Schwangerschaftsabbrüche in Zeiten von Corona – eine Zwischenbilanz

Um die Versorgung ungewollt Schwangerer auch während der Corona-Krise sicherzustellen, haben Doctors for Choice Germany e.V. in Zusammenarbeit mit anderen Organisationen am 22. März eine Pressemitteilung mit Forderungen an Politik, Beratungsstellen, Krankenkassen und ärztliche Kolleg*innen herausgegeben. Was hat sich seitdem getan? Eine Zwischenbilanz

Erfreulich ist die breite Rezeption unserer Pressemitteilung in Gesellschaft und Politik. Viele Zeitungen berichteten darüber und interviewten unsere Mitglieder. Inhaltlich aufbauend auf unsere Pressemitteilung wurde eine Petition auf change.org gestartet, die schon fast 2000 Menschen unterschrieben haben. Auch in der Politik fanden unsere Forderungen Gehör: So integrierten bspw. Abgeordnete der LINKEN diese in ihren Antrag an den Bundestag, und die Landtagsfraktion der Grünen NRW übernahm einige Forderungen aus unserer Pressemitteilung in ihr Sozialpapier.

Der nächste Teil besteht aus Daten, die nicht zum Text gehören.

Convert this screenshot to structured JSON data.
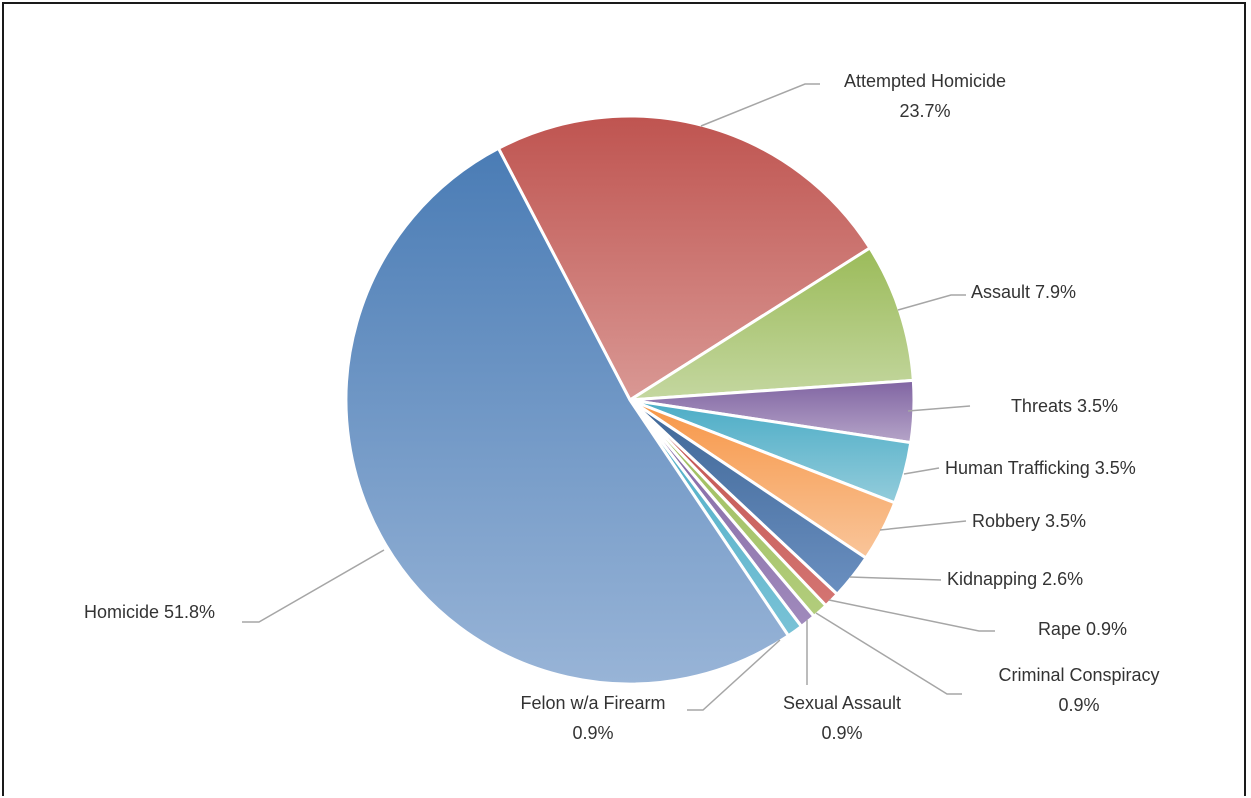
{
  "chart_data": {
    "type": "pie",
    "title": "",
    "start_angle_deg": -27.6,
    "direction": "clockwise",
    "slices": [
      {
        "label": "Attempted Homicide",
        "value": 23.7,
        "value_text": "23.7%",
        "color_top": "#bf5450",
        "color_bottom": "#d99894"
      },
      {
        "label": "Assault",
        "value": 7.9,
        "value_text": "7.9%",
        "color_top": "#9bbb59",
        "color_bottom": "#c4d7a0"
      },
      {
        "label": "Threats",
        "value": 3.5,
        "value_text": "3.5%",
        "color_top": "#8064a2",
        "color_bottom": "#b5a4c8"
      },
      {
        "label": "Human Trafficking",
        "value": 3.5,
        "value_text": "3.5%",
        "color_top": "#4bacc6",
        "color_bottom": "#93ccdb"
      },
      {
        "label": "Robbery",
        "value": 3.5,
        "value_text": "3.5%",
        "color_top": "#f79646",
        "color_bottom": "#f9c59a"
      },
      {
        "label": "Kidnapping",
        "value": 2.6,
        "value_text": "2.6%",
        "color_top": "#3f6797",
        "color_bottom": "#6a8fc0"
      },
      {
        "label": "Rape",
        "value": 0.9,
        "value_text": "0.9%",
        "color_top": "#c0504d",
        "color_bottom": "#d47572"
      },
      {
        "label": "Criminal Conspiracy",
        "value": 0.9,
        "value_text": "0.9%",
        "color_top": "#9bbb59",
        "color_bottom": "#b2cd7c"
      },
      {
        "label": "Sexual Assault",
        "value": 0.9,
        "value_text": "0.9%",
        "color_top": "#8064a2",
        "color_bottom": "#a08abc"
      },
      {
        "label": "Felon w/a Firearm",
        "value": 0.9,
        "value_text": "0.9%",
        "color_top": "#4bacc6",
        "color_bottom": "#79c2d6"
      },
      {
        "label": "Homicide",
        "value": 51.8,
        "value_text": "51.8%",
        "color_top": "#4a7cb5",
        "color_bottom": "#98b4d7"
      }
    ]
  },
  "labels": {
    "attempted_homicide_1": "Attempted Homicide",
    "attempted_homicide_2": "23.7%",
    "assault": "Assault 7.9%",
    "threats": "Threats 3.5%",
    "human_trafficking": "Human Trafficking 3.5%",
    "robbery": "Robbery 3.5%",
    "kidnapping": "Kidnapping 2.6%",
    "rape": "Rape 0.9%",
    "criminal_conspiracy_1": "Criminal Conspiracy",
    "criminal_conspiracy_2": "0.9%",
    "sexual_assault_1": "Sexual Assault",
    "sexual_assault_2": "0.9%",
    "felon_1": "Felon w/a Firearm",
    "felon_2": "0.9%",
    "homicide": "Homicide 51.8%"
  }
}
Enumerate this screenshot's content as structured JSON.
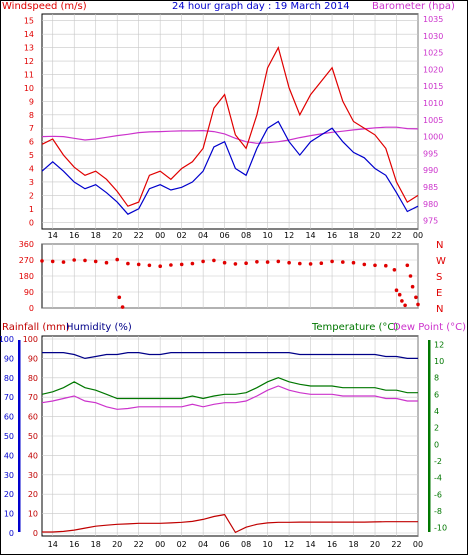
{
  "colors": {
    "windspeed": "#e00000",
    "gust": "#e00000",
    "avgwind": "#0000cc",
    "barometer": "#cc33cc",
    "winddir": "#e00000",
    "rainfall": "#c00000",
    "humidity": "#000088",
    "temperature": "#007700",
    "dewpoint": "#cc33cc",
    "grid": "#c8c8c8",
    "frame": "#000000"
  },
  "chart_data": [
    {
      "type": "line",
      "id": "wind",
      "title": "24 hour graph day : 19 March 2014",
      "left_label": "Windspeed (m/s)",
      "right_label": "Barometer (hpa)",
      "x_ticks": [
        "14",
        "16",
        "18",
        "20",
        "22",
        "00",
        "02",
        "04",
        "06",
        "08",
        "10",
        "12",
        "14",
        "16",
        "18",
        "20",
        "22",
        "00"
      ],
      "y_left_ticks": [
        "0",
        "1",
        "2",
        "3",
        "4",
        "5",
        "6",
        "7",
        "8",
        "9",
        "10",
        "11",
        "12",
        "13",
        "14",
        "15"
      ],
      "y_left_range": [
        -0.5,
        15.5
      ],
      "y_right_ticks": [
        "975",
        "980",
        "985",
        "990",
        "995",
        "1000",
        "1005",
        "1010",
        "1015",
        "1020",
        "1025",
        "1030",
        "1035"
      ],
      "y_right_range": [
        972.5,
        1036.5
      ],
      "hours": [
        13,
        14,
        15,
        16,
        17,
        18,
        19,
        20,
        21,
        22,
        23,
        24,
        25,
        26,
        27,
        28,
        29,
        30,
        31,
        32,
        33,
        34,
        35,
        36,
        37,
        38,
        39,
        40,
        41,
        42,
        43,
        44,
        45,
        46,
        47,
        48
      ],
      "series": [
        {
          "key": "gust",
          "values": [
            5.8,
            6.2,
            5.0,
            4.1,
            3.5,
            3.8,
            3.2,
            2.3,
            1.2,
            1.5,
            3.5,
            3.8,
            3.2,
            4.0,
            4.5,
            5.5,
            8.5,
            9.5,
            6.5,
            5.5,
            8.0,
            11.5,
            13.0,
            10.0,
            8.0,
            9.5,
            10.5,
            11.5,
            9.0,
            7.5,
            7.0,
            6.5,
            5.5,
            3.0,
            1.5,
            2.0
          ]
        },
        {
          "key": "avgwind",
          "values": [
            3.8,
            4.5,
            3.8,
            3.0,
            2.5,
            2.8,
            2.2,
            1.5,
            0.6,
            1.0,
            2.5,
            2.8,
            2.4,
            2.6,
            3.0,
            3.8,
            5.6,
            6.0,
            4.0,
            3.5,
            5.5,
            7.0,
            7.5,
            6.0,
            5.0,
            6.0,
            6.5,
            7.0,
            6.0,
            5.2,
            4.8,
            4.0,
            3.5,
            2.2,
            0.8,
            1.2
          ]
        },
        {
          "key": "barometer",
          "values": [
            1000.0,
            1000.1,
            1000.0,
            999.5,
            999.0,
            999.3,
            999.8,
            1000.3,
            1000.7,
            1001.2,
            1001.4,
            1001.5,
            1001.6,
            1001.7,
            1001.7,
            1001.8,
            1001.5,
            1000.8,
            999.5,
            998.5,
            998.0,
            998.2,
            998.5,
            999.0,
            999.7,
            1000.3,
            1000.8,
            1001.3,
            1001.6,
            1002.0,
            1002.3,
            1002.6,
            1002.8,
            1002.8,
            1002.4,
            1002.3
          ]
        }
      ]
    },
    {
      "type": "scatter",
      "id": "direction",
      "y_left_ticks": [
        "360",
        "270",
        "180",
        "90",
        "0"
      ],
      "y_right_ticks": [
        "N",
        "W",
        "S",
        "E",
        "N"
      ],
      "y_range": [
        0,
        360
      ],
      "hours": [
        13,
        14,
        15,
        16,
        17,
        18,
        19,
        20,
        20.2,
        20.5,
        21,
        22,
        23,
        24,
        25,
        26,
        27,
        28,
        29,
        30,
        31,
        32,
        33,
        34,
        35,
        36,
        37,
        38,
        39,
        40,
        41,
        42,
        43,
        44,
        45,
        45.8,
        46.0,
        46.3,
        46.5,
        46.8,
        47.0,
        47.3,
        47.5,
        47.8,
        48
      ],
      "values": [
        265,
        262,
        258,
        270,
        268,
        262,
        255,
        272,
        60,
        5,
        250,
        245,
        240,
        235,
        242,
        245,
        250,
        262,
        268,
        255,
        248,
        252,
        260,
        258,
        262,
        255,
        250,
        248,
        252,
        262,
        258,
        255,
        245,
        240,
        238,
        215,
        100,
        75,
        40,
        15,
        240,
        180,
        120,
        60,
        20
      ]
    },
    {
      "type": "line",
      "id": "bottom",
      "left_label_1": "Rainfall (mm)",
      "left_label_2": "Humidity (%)",
      "right_label_1": "Temperature (°C)",
      "right_label_2": "Dew Point (°C)",
      "y_left_ticks": [
        "0",
        "10",
        "20",
        "30",
        "40",
        "50",
        "60",
        "70",
        "80",
        "90",
        "100"
      ],
      "y_left_range": [
        0,
        100
      ],
      "y_right_ticks": [
        "-10",
        "-8",
        "-6",
        "-4",
        "-2",
        "0",
        "2",
        "4",
        "6",
        "8",
        "10",
        "12"
      ],
      "y_right_range": [
        -11,
        13
      ],
      "hours": [
        13,
        14,
        15,
        16,
        17,
        18,
        19,
        20,
        21,
        22,
        23,
        24,
        25,
        26,
        27,
        28,
        29,
        30,
        31,
        32,
        33,
        34,
        35,
        36,
        37,
        38,
        39,
        40,
        41,
        42,
        43,
        44,
        45,
        46,
        47,
        48
      ],
      "series": [
        {
          "key": "rainfall",
          "axis": "left",
          "values": [
            0.5,
            0.5,
            0.8,
            1.5,
            2.5,
            3.5,
            4.0,
            4.5,
            4.7,
            5.0,
            5.0,
            5.0,
            5.2,
            5.5,
            6.0,
            7.0,
            8.5,
            9.5,
            0.3,
            3.0,
            4.5,
            5.2,
            5.5,
            5.5,
            5.6,
            5.6,
            5.6,
            5.6,
            5.6,
            5.6,
            5.6,
            5.7,
            5.8,
            5.8,
            5.8,
            5.8
          ]
        },
        {
          "key": "humidity",
          "axis": "left",
          "values": [
            93,
            93,
            93,
            92,
            90,
            91,
            92,
            92,
            93,
            93,
            92,
            92,
            93,
            93,
            93,
            93,
            93,
            93,
            93,
            93,
            93,
            93,
            93,
            93,
            92,
            92,
            92,
            92,
            92,
            92,
            92,
            92,
            91,
            91,
            90,
            90
          ]
        },
        {
          "key": "temperature",
          "axis": "right",
          "values": [
            6.0,
            6.3,
            6.8,
            7.5,
            6.8,
            6.5,
            6.0,
            5.5,
            5.5,
            5.5,
            5.5,
            5.5,
            5.5,
            5.5,
            5.8,
            5.5,
            5.8,
            6.0,
            6.0,
            6.2,
            6.8,
            7.5,
            8.0,
            7.5,
            7.2,
            7.0,
            7.0,
            7.0,
            6.8,
            6.8,
            6.8,
            6.8,
            6.5,
            6.5,
            6.2,
            6.2
          ]
        },
        {
          "key": "dewpoint",
          "axis": "right",
          "values": [
            5.0,
            5.2,
            5.5,
            5.8,
            5.2,
            5.0,
            4.5,
            4.2,
            4.3,
            4.5,
            4.5,
            4.5,
            4.5,
            4.5,
            4.8,
            4.5,
            4.8,
            5.0,
            5.0,
            5.2,
            5.8,
            6.5,
            7.0,
            6.5,
            6.2,
            6.0,
            6.0,
            6.0,
            5.8,
            5.8,
            5.8,
            5.8,
            5.5,
            5.5,
            5.2,
            5.2
          ]
        }
      ]
    }
  ]
}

Wie sieht es in der Praxis aus?
Unsere Mitglieder arbeiten derweil unter hohem Druck, insbesondere, wenn sie die einzigen Ärzt*innen in ihrer Region sind, die Abbrüche durchführen. Sie dürfen sich keinen Ausfall erlauben und müssen akribisch darauf achten, dass das Personal sich nicht ansteckt. Manche Praxen und Zentren sind zu klein, um einen Wechsel-Schichtbetrieb einzuführen. Knapper werdende Schutzmasken und Desinfektionsmittel in chirurgischen Zentren und Praxen sowie die Schließung von Praxen älterer Ärzt*innen, die zur Risikogruppe gehören, erschweren die sowieso schon problematische Versorgung in einigen Regionen. Besonders bedenklich ist, dass manche Krankenhäuser keine Schwangerschaftsabbrüche mehr durchführen, da sie diese als elektiv betrachten. Damit bestätigen sich unsere schlimmsten Befürchtungen. In unserer Presseerklärung vom 21.03. hatten wir darauf hingewiesen, dass Schwangerschaftsabbrüche als notwendige medizinische Leistungen im Sinne der Pandemiebestimmungen anerkannt werden müssen.

Immerhin hören wir von einigen Mitgliedern aus den Großstädten, dass die Versorgung dort glücklicherweise bisher aufrecht erhalten werden kann. Erfreut hat uns die Entscheidung der Frauenklinik der Universität Magdeburg, die während der Krise zusätzliche Kapazitäten für die Durchführung von Schwangerschaftsabbrüchen zur Verfügung stellt, um den coronabedingten Ausfall niedergelassener Ärzt*innen auszugleichen.

In den meisten Bundesländern gibt es mittlerweile die Möglichkeit, die Schwangerschaftskonfliktberatung online oder per Telefon durchzuführen. Ausnahmen sind Saarland, Sachsen und Rheinland-Pfalz, wo dies nur möglich ist, wenn die Frauen in Quarantäne sind (Stand: 08.04.20).

Weiterhin problematisch ist der Zugang zu Online-Formularen für die Kostenübernahme in einigen Bundesländern. Für die ungewollt Schwangeren und das medizinische Personal bedeutet die Organisation und die umständliche Kommunikation mit den teils geschlossenen Krankenkassen einen erheblichen Mehraufwand, der bei allen Beteiligten sehr viel wertvolle Zeit frisst und psychisch belastet. Leider sind vor allem Frauen davon betroffen, die finanziell prekär aufgestellt und während dieser Krise sowieso schon Mehrfachbelastungen ausgesetzt sind. Die lokalen pro familia Beratungsstellen können Betroffenen hilfreiche Informationen geben.

Unter der Corona-Krise leidet aber auch das Angebot für die Schwangerschaftsverhütung: Viele Familienplanungszentren und Praxen reduzieren ihr Angebot dahingehend, dass sie zur Zeit keine Spiralen oder Dreimonatsspritzen verabreichen. Selbst Pillenrezepte sind in vielen Praxen nur begrenzt erhältlich, sodass im Notfall auf Kondome ausgewichen werden muss.

Wir fordern die Bundesregierung und die Länderministerien auf, während der Corona-Krise den Versorgungsauftrag für Abbrüche flächendeckend sicherzustellen. Kliniken, ambulante Zentren und Praxen müssen für Schwangerschaftsabbrüche auch während der Pandemie offen bleiben und dürfen nicht als elektive Eingriffe klassifiziert werden. Insbesondere die Erstellung eines bundesweit einheitlichen Online-Formulars für die Kostenübernahme ist jetzt dringend geboten.